È scioccante leggere l’elenco dei personaggi politici a diretto contatto con Buriani. Braccio giudiziario della cricca, come lo descrive la relazione della commissione banche.
Tutto ciò è successo per anni, specialmente gli ultimi, finché il recente rinvio a giudizio ha rotto il cerchio magico delle collusioni. Non è un elemento da minimizzare, indipendentemente dalle evoluzioni che avrà nel prosieguo, perché significa che il sistema giudiziario sta maturando gli anticorpi contro il “sistema Buriani”.
Significa che c’è un punto di svolta non solo nella politica che ha creato le condizioni per svelare la corruzione, ma anche nel tribunale, dove c’erano giudici che si erano allineati (non tutti); dove oggi ci sono giudici che non sono più allineati (almeno questo appare); giudici che sono stati allontanati, vedi Guzzetta, che poi giudice non era ma li aveva tutti sul palmo della mano; giudici che ci stanno mettendo la faccia, oltre che la professionalità, come il nuovo dirigente Canzio.
Sono segnali importanti (come la recente sentenza Asset), che vanno colti nella loro portata perché le reazioni non sono tutte, per così dire, esaltanti. A cominciare dal silenzio mediatico, soprattutto della carta stampata, che avvolge il personaggio Buriani e tutti coloro che compaiono dai testi dell’ordinanza come suoi accoliti. Ma non c’è da stupirsi, accadde la stessa cosa anche dopo la pubblicazione della relazione della commissione di inchiesta su banca CIS, che lasciò tutti esterrefatti, ma che qualcuno tentò di far passare nell’opinione pubblica come acqua fresca.
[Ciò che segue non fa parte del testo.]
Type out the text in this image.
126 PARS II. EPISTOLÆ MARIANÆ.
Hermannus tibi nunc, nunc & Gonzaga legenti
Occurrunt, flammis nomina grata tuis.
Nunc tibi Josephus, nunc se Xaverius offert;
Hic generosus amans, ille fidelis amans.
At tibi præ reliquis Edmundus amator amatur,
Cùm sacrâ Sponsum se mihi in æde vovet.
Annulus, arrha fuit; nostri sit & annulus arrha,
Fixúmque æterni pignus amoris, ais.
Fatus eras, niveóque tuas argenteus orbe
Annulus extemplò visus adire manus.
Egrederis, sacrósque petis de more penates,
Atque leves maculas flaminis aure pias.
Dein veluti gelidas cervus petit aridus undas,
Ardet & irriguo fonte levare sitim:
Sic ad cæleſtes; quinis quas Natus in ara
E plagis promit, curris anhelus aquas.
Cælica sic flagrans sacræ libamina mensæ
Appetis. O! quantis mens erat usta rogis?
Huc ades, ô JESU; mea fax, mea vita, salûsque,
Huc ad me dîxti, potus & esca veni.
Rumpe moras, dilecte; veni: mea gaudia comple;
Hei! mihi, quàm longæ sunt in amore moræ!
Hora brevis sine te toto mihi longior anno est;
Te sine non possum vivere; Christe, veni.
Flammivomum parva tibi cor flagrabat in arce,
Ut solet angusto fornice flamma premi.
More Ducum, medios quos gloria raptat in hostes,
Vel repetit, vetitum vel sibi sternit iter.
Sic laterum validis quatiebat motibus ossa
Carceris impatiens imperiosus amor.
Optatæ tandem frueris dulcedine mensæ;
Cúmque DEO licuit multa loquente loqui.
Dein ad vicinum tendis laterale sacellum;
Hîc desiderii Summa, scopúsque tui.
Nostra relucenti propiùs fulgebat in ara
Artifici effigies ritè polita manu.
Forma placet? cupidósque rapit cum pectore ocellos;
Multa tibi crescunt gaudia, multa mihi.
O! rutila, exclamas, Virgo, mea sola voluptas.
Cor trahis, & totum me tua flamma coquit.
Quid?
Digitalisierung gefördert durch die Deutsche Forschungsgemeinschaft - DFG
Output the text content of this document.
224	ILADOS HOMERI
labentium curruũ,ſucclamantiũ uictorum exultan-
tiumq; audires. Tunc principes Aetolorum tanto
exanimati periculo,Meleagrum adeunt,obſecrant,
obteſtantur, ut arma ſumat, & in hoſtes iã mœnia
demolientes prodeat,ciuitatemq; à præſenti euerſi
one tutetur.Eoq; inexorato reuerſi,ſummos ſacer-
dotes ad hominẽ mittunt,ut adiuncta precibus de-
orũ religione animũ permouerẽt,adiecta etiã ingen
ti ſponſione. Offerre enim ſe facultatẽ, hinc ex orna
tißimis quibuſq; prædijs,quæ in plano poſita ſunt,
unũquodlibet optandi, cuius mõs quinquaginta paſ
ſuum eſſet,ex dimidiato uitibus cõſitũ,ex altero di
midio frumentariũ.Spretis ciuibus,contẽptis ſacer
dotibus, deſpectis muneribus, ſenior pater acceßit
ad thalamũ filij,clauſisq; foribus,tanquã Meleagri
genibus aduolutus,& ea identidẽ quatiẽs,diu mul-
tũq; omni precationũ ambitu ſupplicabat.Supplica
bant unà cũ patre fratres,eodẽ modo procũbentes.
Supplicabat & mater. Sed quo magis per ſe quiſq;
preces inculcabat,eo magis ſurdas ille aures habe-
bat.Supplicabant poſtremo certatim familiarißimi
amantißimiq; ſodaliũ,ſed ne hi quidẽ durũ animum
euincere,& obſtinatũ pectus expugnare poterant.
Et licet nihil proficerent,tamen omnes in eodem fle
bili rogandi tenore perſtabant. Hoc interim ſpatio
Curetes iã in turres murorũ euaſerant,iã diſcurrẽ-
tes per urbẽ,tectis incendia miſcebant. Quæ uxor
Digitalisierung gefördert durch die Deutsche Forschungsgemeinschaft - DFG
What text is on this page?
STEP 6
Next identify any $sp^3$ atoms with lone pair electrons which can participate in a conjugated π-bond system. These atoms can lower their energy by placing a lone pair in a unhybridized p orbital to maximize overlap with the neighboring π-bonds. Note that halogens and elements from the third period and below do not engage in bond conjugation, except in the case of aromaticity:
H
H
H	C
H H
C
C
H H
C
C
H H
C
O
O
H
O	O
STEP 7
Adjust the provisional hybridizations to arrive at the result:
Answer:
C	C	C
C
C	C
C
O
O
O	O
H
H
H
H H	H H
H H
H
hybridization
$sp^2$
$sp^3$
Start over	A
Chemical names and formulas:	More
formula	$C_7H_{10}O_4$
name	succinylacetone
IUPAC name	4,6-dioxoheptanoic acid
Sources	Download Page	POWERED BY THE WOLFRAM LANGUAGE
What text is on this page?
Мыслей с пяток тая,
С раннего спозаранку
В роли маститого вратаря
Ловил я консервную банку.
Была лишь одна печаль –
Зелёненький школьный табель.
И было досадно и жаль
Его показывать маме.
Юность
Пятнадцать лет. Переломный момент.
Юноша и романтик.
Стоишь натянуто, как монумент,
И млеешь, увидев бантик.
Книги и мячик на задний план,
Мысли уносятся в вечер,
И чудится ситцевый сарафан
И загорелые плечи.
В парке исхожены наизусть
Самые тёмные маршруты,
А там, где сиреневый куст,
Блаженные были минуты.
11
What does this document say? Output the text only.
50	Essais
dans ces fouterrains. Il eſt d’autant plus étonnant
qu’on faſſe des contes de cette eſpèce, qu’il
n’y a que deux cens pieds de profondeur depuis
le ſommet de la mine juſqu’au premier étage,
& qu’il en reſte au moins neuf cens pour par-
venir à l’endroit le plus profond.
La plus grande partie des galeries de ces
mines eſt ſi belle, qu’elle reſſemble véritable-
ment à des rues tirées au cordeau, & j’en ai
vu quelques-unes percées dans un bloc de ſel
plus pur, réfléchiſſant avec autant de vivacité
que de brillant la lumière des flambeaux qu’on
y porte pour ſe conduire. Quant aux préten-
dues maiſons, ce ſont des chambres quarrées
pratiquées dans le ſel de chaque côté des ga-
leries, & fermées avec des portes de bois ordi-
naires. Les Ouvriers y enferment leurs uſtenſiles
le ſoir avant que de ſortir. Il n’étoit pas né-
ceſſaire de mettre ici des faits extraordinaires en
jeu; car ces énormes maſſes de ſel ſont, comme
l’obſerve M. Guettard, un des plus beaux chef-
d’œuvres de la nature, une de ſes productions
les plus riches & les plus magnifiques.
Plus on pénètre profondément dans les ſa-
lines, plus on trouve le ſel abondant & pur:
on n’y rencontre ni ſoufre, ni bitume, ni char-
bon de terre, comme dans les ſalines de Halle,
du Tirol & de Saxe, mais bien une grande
Anche il mondo politico comincia, timidamente, a crescere i suoi anticorpi. Le nuove generazioni sono più propense a prendere le distanze dai comportamenti distorti e a rivendicare le ragioni morali rispetto alle “presunte” ragioni politiche. Purtroppo, ad esse fa riscontro una generazione politica ancora intimamente legata al passato, soprattutto quando si vede la difesa sperticata e irragionevole di Buriani, degli antichi protettori, per altro sempre in circolazione, e di tutto il sistema ad essi collegato. Tutto ciò al di fuori di ogni comprensibile ragione.
Ma i veri anticorpi dovrebbero attecchire nella società civile, che oggi guarda con disincanto e sfiducia quanto sta succedendo. Si stava meglio prima, è uno dei ritornelli più frequenti. Certo che si stava meglio, perché si teneva tutto coperto, tutto nascosto. San Marino lavatrice dei soldi della criminalità organizzata. Solo pochi sapevano. E tacevano. Tutti gli altri non si chiedevano da dove arrivavano i soldi. E andava bene così.
Oggi invece il passato bussa alle porte, anche la stampa se ne deve rendere conto, seppure con tantissima ritrosia come accadde all’epoca della relazione della commissione banche, o come accade oggi con il rinvio a giudizio di Buriani. Si tace sulle notizie più inquietanti e si preferisce mandare la contro notizia. Come il comunicato dell’avvocato di Buriani, che intende far emergere l’estraneità del suo assistito rispetto ai fatti contestati appellandosi alla sentenza del Collegio Garante. Quella dello “stress” tanto per intenderci. Ma l’elenco dei misfatti è così lungo e circostanziato che sarà complicato ricondurli allo stress e bisognerà entrare nel merito delle situazioni evidenziate.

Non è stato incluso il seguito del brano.